On retrieval that survives the on-call rotation.
Why 'RAG' is a research toy until you treat ingestion, eval, and observability as first-class concerns. Field-tested patterns from three production deployments.
Most “RAG demos” survive about thirty seconds of real production traffic before the wheels come off. The model is fine. The retriever is fine. What breaks is the boring connective tissue between them — ingestion, schema, eval, and observability.
This is a rough field guide built from three deployments: an asset-management research tool, a customer-support assistant for a B2B SaaS, and an internal docs search at a 600-person company. Different shapes, same lessons.
Ingestion is half the system
The thing nobody writes about: getting good documents into your store is harder than the retrieval itself. PDFs are a war crime. Confluence pages have a half-life of six months. Slack threads are useful but contextually orphaned the moment they leave the channel.
The patterns that worked:
- Idempotent ingestion, keyed on a stable document ID, with a content hash so re-runs don’t churn the store.
- Layered chunking — ingest the document at three resolutions (page, section, paragraph) and pick at retrieval time.

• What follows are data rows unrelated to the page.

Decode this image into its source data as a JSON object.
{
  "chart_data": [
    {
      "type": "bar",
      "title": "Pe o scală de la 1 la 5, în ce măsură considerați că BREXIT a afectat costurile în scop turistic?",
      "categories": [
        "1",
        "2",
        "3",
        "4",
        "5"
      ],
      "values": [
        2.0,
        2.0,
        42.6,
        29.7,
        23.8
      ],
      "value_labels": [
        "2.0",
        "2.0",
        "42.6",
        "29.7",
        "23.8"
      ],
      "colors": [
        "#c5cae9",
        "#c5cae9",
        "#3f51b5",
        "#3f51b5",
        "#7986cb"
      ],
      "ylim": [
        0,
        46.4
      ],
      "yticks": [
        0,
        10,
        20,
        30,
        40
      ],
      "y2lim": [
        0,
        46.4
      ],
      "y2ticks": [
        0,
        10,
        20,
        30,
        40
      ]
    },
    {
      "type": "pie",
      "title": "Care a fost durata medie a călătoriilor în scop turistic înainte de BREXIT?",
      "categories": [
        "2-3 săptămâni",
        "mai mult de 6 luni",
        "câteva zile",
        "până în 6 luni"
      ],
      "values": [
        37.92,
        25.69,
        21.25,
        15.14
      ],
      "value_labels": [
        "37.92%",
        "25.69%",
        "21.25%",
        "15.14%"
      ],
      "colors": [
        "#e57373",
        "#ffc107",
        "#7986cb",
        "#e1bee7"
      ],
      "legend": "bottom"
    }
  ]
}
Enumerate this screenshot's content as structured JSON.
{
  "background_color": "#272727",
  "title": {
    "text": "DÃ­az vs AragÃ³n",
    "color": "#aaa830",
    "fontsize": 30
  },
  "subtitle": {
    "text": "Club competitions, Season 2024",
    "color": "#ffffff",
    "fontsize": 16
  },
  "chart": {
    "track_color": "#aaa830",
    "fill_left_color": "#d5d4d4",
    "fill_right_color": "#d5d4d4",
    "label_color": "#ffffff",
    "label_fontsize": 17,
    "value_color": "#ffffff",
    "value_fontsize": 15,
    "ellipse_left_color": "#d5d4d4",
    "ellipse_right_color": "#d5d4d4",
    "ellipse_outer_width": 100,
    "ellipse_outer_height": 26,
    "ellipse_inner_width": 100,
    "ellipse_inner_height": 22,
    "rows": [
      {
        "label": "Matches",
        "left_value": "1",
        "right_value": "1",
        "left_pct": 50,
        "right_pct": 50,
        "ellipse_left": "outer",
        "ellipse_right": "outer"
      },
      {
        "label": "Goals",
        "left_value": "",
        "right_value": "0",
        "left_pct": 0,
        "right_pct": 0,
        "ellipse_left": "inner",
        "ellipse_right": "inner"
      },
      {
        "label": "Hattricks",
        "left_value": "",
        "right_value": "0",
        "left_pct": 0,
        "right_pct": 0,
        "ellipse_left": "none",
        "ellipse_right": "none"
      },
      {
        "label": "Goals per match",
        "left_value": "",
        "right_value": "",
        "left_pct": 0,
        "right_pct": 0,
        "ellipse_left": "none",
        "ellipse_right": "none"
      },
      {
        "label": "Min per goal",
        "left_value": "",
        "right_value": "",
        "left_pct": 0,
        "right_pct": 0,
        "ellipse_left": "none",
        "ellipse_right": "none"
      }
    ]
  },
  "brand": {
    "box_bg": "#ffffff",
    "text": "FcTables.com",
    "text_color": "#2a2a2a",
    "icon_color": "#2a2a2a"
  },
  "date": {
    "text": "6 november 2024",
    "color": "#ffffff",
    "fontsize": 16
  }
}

- Metadata over cleverness — author, last-edited timestamp, ACL tags. Retrieval can filter on these before embedding similarity, which is faster and more correct.
Eval is not a launch-day ritual
The day you ship is the day you should already have an eval set running on every pull request. If you’re hand-checking outputs in a Notion doc, you’ve already lost.
Two evals that pay rent:
- A golden set of 50–200 queries with known-good answers. Run on every model/prompt change. Nothing fancy — exact-match for citation IDs, LLM-as-judge for quality.
- A regression set built from real production failures. Every time a user flags a bad answer, that query becomes a permanent fixture.
Observability beats prompt engineering
You will spend more time staring at the trace of a single bad query than rewriting prompts. Tools that helped:
- Per-query span: prompt → retrieval results → final output, with the retrieval scores visible.
- A replay affordance: pin a bad query, change one variable (k, prompt, model), re-run, diff.
- Alarms on the boring metrics: median retrieval latency, cache hit rate, fraction of queries where the top result has a similarity score below threshold.
The takeaways
If you’re building this for the second time:
- Treat ingestion as a real pipeline, with backfills and idempotency, not a one-shot script.
- Build the eval harness before you ship.
- Spend on observability before you spend on a fancier model.
The unsexy half is where the production value lives. The model is, by 2026, a commodity.